The practice of medicine

 

The 10th Amendment of the US Constitution authorizes states to establish laws protecting the health, safety, and general welfare of citizens. Generally speaking, it is solely a state-level issue to define the practice of medicine, and definitions tend to be very broad, to include any action to treat a disease or condition.
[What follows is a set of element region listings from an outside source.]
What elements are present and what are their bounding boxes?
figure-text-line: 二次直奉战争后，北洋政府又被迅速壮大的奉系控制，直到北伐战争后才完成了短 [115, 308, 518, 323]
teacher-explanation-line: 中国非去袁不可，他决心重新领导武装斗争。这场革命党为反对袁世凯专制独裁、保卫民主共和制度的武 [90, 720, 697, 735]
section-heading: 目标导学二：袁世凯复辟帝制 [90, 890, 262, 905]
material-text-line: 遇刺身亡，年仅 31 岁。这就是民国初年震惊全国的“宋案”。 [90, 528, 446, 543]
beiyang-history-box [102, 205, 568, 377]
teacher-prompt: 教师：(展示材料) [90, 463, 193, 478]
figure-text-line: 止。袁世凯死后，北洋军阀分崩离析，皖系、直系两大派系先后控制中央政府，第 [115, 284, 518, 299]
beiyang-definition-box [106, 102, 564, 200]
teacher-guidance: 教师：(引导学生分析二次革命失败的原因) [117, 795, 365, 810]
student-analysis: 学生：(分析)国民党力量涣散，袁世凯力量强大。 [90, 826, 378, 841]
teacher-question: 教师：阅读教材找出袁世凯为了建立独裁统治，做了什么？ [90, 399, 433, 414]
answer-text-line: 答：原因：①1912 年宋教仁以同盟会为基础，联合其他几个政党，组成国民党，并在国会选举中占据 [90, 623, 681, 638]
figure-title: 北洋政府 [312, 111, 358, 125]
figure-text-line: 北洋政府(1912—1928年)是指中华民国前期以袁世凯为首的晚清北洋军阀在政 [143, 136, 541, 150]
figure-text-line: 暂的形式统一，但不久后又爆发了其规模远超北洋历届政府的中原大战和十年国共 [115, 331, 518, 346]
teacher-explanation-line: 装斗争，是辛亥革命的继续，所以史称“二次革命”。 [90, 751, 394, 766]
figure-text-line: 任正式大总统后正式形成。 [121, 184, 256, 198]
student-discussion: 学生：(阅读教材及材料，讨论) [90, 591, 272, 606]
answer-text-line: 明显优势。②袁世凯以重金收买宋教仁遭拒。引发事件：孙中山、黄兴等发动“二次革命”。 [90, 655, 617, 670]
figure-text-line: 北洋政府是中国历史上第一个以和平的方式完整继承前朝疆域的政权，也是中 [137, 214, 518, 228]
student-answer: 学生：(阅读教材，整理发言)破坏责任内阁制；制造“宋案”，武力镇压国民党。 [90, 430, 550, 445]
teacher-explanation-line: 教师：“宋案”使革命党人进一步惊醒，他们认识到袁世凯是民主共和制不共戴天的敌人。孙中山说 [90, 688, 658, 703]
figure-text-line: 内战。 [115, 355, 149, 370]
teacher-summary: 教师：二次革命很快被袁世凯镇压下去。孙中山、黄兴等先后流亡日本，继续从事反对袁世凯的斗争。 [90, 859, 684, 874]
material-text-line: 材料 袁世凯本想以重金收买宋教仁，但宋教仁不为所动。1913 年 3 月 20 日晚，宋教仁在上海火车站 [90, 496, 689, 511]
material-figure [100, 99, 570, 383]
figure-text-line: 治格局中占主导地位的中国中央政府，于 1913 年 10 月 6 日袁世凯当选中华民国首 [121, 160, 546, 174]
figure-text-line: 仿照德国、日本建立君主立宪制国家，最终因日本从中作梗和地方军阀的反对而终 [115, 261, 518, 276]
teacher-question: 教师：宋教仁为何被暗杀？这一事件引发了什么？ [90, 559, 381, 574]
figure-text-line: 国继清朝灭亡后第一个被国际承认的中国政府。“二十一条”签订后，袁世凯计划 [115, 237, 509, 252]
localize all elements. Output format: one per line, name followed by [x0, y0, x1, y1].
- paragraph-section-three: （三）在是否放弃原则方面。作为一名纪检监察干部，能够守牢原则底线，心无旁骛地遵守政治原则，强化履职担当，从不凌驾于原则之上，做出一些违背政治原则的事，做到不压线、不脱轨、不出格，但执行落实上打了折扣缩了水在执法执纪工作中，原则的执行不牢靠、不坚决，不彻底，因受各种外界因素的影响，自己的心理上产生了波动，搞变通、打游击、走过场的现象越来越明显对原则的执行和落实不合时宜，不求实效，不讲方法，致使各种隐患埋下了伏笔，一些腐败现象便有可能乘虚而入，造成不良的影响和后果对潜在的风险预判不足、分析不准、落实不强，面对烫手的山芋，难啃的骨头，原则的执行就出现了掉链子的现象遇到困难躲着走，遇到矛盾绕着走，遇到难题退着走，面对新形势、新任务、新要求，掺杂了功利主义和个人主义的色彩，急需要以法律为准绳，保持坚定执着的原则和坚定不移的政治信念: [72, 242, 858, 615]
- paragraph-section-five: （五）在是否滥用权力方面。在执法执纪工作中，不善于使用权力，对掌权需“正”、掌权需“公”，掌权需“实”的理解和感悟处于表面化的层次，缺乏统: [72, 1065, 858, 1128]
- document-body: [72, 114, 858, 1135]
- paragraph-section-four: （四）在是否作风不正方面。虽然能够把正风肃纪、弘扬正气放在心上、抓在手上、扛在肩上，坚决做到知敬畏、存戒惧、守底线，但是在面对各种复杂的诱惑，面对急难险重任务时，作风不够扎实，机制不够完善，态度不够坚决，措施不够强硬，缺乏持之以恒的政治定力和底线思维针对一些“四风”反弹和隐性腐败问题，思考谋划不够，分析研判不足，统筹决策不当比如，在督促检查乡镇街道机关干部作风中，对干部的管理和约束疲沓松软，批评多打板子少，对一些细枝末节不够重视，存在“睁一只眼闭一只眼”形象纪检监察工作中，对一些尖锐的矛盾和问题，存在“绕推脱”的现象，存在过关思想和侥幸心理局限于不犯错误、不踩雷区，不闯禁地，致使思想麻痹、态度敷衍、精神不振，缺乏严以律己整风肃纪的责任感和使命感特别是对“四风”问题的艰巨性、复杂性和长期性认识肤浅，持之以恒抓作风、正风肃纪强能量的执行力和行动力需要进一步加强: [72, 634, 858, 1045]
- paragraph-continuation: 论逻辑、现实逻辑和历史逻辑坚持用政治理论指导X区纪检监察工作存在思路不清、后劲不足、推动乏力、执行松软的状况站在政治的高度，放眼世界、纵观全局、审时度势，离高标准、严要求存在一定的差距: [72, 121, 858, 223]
Under California Business and Professions Code 2052, for example, it is a felony for “any person who practices or attempts to practice, or who advertises or holds himself or herself out as practicing, any system or mode of treating the sick or afflicted in this state, or who diagnoses, treats, operates for, or prescribes for any ailment, blemish, deformity, disease, disfigurement, disorder, injury, or other physical or mental condition of any person” to do so without a medical license.

 

A win for patients beyond ivermectin

 

Notably, while ivermectin has detractors, from mainstream doctors who think the evidence is too weak to support use of this drug to those with a broad distrust of our pharmaceutical industry, this settlement agreement is a win for doctors and patients in protecting their right to decide what and how to use medicines. Looking beyond ivermectin, the Fifth Circuit ruling and the later settlement should accrue to the benefit of all Americans who seek medical and health freedom. And the argument that FDA was essentially practicing medicine without authority could have wide-ranging impact, e.g. many practices, such as water fluoridation or face-masking mandates, might be susceptible to similar challenges.

 

Much at stake: vaccines and more

 

The campaign against ivermectin was much broader than just FDA action; and without taking any views on the utility of this drug, it can be noted that there was much at stake: if ivermectin had been approved for COVID-19, there would have been no legal basis for mRNA vaccine Emergency Use Authorizations, or likely Paxlovid development.  

 

And we need to see FDA’s ivermectin over-reach as only one example of the widespread use of official and semi-official means to create broad control over information flow, so as to suppress a doctor’s ability to use the best available methods to treat and prevent illness. In so doing, government officials and their agencies have also suppressed the patient’s access to the kind of health care they seek, with the doctors that they wish to use.